Center for Biological Diversity

For Immediate Release, November 10, 2020

Contact:

Stephanie Kurose, (202) 849-8395, skurose@biologicaldiversity.org

Senate Republicans Ignore Extinction Crisis, Pandemic in Funding Legislation

WASHINGTON— Republicans on the Senate Appropriations Committee today released a partisan funding bill for the U.S. Department of the Interior that continues to underfund endangered species conservation and ignores the wildlife extinction crisis happening around the world.

The bill also contains a rider that would prohibit the U.S. Fish and Wildlife Service from protecting the imperiled sage grouse under the Endangered Species Act.

“In the midst of a global extinction crisis, Senate Republicans are turning a blind eye to the animals and plants in desperate need of our help,” said Stephanie Kurose, an endangered species policy specialist at the Center for Biological Diversity. “The pandemic was caused by our careless exploitation and destruction of the natural world. Republicans are showing they’re incapable of learning that basic lesson.”

Though the Fish and Wildlife Service faces a backlog of more than 500 species waiting for decisions on their protection under the Endangered Species Act, the Senate bill only provides $20.3 million for the listing of imperiled species and designation of critical habitat. At least 47 species have already gone extinct waiting for protection.

Last year the Intergovernmental Science-Policy Platform on Biodiversity and Ecosystem Services, known as IPBES, warned governments around the world that 1 million species are now at risk of extinction because of human activity. IPBES scientists said urgent actions are needed to avert mass extinction in the coming decades.

And last month IPBES released a new report that linked zoonotic diseases like COVID-19 to “unsustainable exploitation of the environment,” including the wildlife trade and land-use change.
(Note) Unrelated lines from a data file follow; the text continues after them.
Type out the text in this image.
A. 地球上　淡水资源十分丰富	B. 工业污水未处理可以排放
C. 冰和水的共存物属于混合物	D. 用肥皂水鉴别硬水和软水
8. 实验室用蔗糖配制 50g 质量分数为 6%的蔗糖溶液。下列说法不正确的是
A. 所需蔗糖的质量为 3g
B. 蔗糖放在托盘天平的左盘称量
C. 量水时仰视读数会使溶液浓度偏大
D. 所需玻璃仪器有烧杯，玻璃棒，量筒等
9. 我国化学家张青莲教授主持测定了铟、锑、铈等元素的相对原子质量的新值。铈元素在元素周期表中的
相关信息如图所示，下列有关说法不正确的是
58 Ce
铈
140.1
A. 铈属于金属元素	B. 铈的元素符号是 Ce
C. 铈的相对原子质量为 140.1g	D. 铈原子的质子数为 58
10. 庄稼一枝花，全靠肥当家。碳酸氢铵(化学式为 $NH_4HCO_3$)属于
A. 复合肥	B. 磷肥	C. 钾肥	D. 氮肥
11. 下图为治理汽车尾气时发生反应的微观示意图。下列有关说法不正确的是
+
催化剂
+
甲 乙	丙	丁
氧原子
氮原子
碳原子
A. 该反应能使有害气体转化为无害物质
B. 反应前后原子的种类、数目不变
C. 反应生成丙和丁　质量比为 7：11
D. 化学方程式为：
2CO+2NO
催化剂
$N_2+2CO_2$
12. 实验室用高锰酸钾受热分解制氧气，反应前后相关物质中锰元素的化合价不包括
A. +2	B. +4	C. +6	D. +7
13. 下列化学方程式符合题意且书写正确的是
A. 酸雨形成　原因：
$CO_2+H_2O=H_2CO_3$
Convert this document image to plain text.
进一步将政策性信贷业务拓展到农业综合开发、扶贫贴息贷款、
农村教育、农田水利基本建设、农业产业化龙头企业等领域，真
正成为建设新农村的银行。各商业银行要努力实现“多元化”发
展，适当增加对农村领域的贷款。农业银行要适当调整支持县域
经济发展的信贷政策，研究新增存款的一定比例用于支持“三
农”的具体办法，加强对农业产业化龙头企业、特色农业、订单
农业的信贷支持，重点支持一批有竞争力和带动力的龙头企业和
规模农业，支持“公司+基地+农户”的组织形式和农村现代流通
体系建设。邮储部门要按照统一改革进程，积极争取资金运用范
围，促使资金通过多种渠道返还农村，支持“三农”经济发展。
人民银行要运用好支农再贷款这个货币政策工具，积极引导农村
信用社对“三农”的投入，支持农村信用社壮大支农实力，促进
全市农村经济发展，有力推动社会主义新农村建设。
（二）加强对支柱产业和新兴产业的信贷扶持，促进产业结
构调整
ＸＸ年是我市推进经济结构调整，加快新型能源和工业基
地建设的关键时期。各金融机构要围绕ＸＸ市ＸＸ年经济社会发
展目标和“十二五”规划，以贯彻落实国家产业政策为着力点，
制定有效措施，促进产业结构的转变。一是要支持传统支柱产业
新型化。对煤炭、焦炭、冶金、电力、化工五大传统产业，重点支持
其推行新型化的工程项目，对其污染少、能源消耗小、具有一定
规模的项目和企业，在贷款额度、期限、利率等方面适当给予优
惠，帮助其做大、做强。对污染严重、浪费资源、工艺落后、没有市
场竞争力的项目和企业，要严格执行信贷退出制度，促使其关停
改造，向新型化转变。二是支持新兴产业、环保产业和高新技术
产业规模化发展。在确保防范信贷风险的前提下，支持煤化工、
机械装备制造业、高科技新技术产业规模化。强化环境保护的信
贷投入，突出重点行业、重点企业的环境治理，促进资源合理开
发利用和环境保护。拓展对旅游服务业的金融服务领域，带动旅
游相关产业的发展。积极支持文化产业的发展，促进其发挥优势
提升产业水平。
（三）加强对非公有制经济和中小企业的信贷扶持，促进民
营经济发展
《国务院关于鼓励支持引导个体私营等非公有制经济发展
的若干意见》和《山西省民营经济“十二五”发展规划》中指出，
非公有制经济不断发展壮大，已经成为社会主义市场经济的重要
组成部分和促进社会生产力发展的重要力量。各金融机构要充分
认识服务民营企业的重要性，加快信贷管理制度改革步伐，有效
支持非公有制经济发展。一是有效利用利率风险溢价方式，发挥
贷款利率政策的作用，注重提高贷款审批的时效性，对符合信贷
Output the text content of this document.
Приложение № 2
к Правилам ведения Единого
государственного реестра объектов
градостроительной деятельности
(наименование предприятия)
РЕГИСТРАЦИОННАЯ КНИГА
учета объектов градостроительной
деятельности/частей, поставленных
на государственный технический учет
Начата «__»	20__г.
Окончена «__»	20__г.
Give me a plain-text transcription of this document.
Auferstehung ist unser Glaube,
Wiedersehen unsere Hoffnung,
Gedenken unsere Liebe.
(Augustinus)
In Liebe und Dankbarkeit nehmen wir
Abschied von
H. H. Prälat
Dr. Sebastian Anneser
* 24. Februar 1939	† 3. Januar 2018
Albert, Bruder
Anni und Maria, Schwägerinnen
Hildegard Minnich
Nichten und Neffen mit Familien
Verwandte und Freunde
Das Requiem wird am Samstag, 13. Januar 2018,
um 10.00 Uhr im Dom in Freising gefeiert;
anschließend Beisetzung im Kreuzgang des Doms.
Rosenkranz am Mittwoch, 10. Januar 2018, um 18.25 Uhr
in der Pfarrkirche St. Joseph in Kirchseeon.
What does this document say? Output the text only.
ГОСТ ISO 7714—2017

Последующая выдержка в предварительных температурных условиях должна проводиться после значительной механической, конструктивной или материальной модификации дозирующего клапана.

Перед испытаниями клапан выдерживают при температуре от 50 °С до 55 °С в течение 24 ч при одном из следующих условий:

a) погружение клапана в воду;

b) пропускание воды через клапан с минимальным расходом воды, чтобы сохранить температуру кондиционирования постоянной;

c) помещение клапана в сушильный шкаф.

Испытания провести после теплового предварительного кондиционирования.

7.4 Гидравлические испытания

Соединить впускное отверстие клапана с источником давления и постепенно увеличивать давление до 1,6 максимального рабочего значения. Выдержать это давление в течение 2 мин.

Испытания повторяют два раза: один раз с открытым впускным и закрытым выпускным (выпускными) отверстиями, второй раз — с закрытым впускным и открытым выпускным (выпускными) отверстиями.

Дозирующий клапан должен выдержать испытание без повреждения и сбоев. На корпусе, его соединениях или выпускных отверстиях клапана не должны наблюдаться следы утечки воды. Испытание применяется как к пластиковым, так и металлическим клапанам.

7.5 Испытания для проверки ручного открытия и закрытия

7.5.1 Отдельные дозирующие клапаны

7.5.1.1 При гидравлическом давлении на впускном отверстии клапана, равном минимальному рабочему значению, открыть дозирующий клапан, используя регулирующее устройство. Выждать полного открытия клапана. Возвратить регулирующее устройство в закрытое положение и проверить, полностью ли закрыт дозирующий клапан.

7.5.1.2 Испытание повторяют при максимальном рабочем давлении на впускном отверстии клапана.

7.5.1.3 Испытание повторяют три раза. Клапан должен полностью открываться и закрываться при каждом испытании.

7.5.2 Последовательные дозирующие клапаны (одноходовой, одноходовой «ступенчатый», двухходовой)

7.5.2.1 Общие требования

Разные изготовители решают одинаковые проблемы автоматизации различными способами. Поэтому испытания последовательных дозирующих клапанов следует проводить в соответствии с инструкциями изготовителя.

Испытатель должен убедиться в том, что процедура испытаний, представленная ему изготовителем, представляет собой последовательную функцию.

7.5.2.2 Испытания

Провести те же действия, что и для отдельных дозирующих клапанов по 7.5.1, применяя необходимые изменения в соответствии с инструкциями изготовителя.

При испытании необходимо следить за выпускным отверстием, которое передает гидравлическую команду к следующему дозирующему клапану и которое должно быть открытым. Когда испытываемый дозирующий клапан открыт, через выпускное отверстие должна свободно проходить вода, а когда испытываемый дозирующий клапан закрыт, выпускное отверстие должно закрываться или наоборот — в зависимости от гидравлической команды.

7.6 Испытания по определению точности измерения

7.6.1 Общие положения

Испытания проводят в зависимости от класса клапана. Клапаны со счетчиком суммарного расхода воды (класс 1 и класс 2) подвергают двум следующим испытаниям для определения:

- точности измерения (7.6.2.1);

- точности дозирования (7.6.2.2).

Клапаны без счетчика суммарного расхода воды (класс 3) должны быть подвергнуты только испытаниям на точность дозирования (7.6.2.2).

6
The new findings echo a recent Center for Biological Diversity report.

Today’s bill fails to provide funding to address the root causes of the COVID-19 pandemic — our relentless exploitation of wildlife and destruction of habitat — which has so far killed more than 230,000 Americans.

Earlier this year a group of scientists concluded that spending $22-$31 billion to curb habitat loss, deforestation and wildlife trade and monitor and control disease emergence would dramatically reduce the risk of another pandemic. That represents just 2% of the total estimated economic loss — $10-$20 trillion — inflicted on the global economy by COVID-19.

“The American people just said loud and clear that they reject Republicans’ anti-environment, anti-science agenda and don’t want more of the same,” said Kurose.

The Center for Biological Diversity is a national, nonprofit conservation organization with more than 1.7 million members and online activists dedicated to the protection of endangered species and wild places.